A wave of closures presents opportunities

Proponents see the “Power Plants to Parklands” concept as a win for communities and utilities, which are expected to close 173 coal plants nationally by 2030 as cheap renewable energy and tougher climate regulations prompt a fossil fuel phase-out.

The Environmental Law & Policy Center is in talks with utility leaders about repeating the blueprint at Consumers Energy’s Campbell JH Campbell plant in West Olive, which is slated to close next year, and DTE’s former Trenton Channel plant, which closed in 2022.

Because coal plants need vast quantities of water to operate, they are usually situated on prime waterfront real estate. 

That makes them prime candidates for recreational lands, Branigan said: “It's a shame that such an important part of our geography is not available to the community."

Transmission lines at twilight
Shuttered coal plants can be ideal places for renewable energy developments, because they’re already connected to the energy grid needed to distribute electricity. (Courtesy of Consumers Energy)

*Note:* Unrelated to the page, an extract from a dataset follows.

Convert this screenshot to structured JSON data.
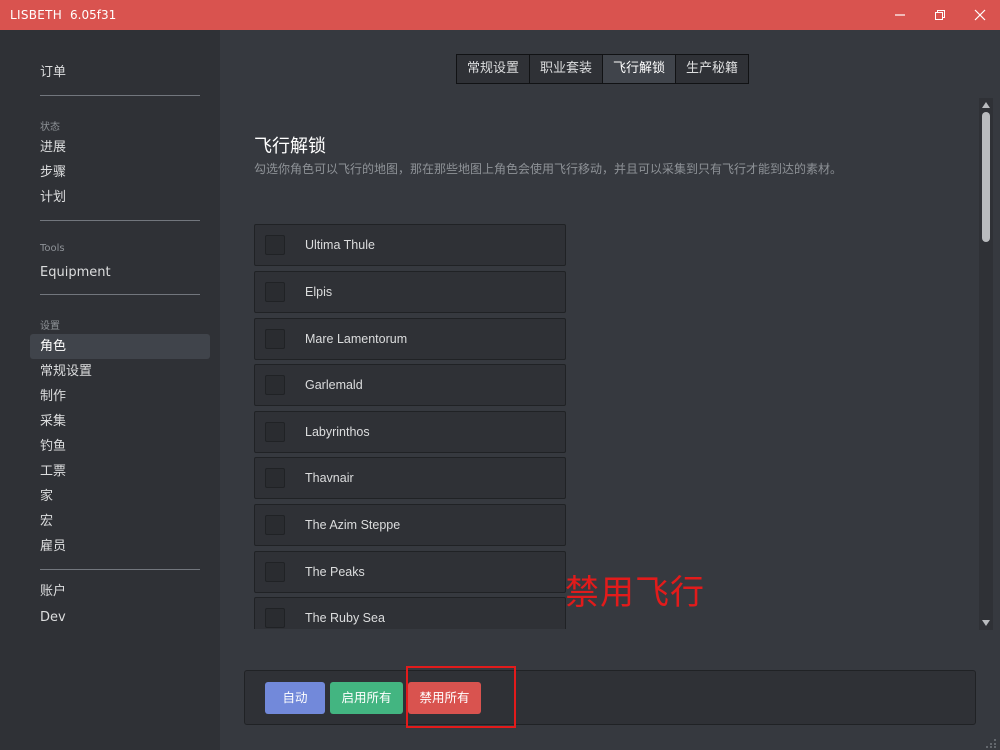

Adding green energy to former coal sites often makes sense, because the properties are already connected to transmission lines that deliver electricity to the grid. That makes the project cheaper and quicker to get up and running.

“From an economic and land use perspective, the cheapest place to build a renewable energy project is on land we already own,” said Wimmer. 

Including public green space in the plan can be a good PR move that helps utilities access federal financial incentives, said Sarah Mills, a University of Michigan expert on energy policy who directs the Center for EmPowering Communities within the university’s Graham Sustainability Institute.

As coal plants continue to close, Mills said, “I definitely expect that we’re going to see more of it.”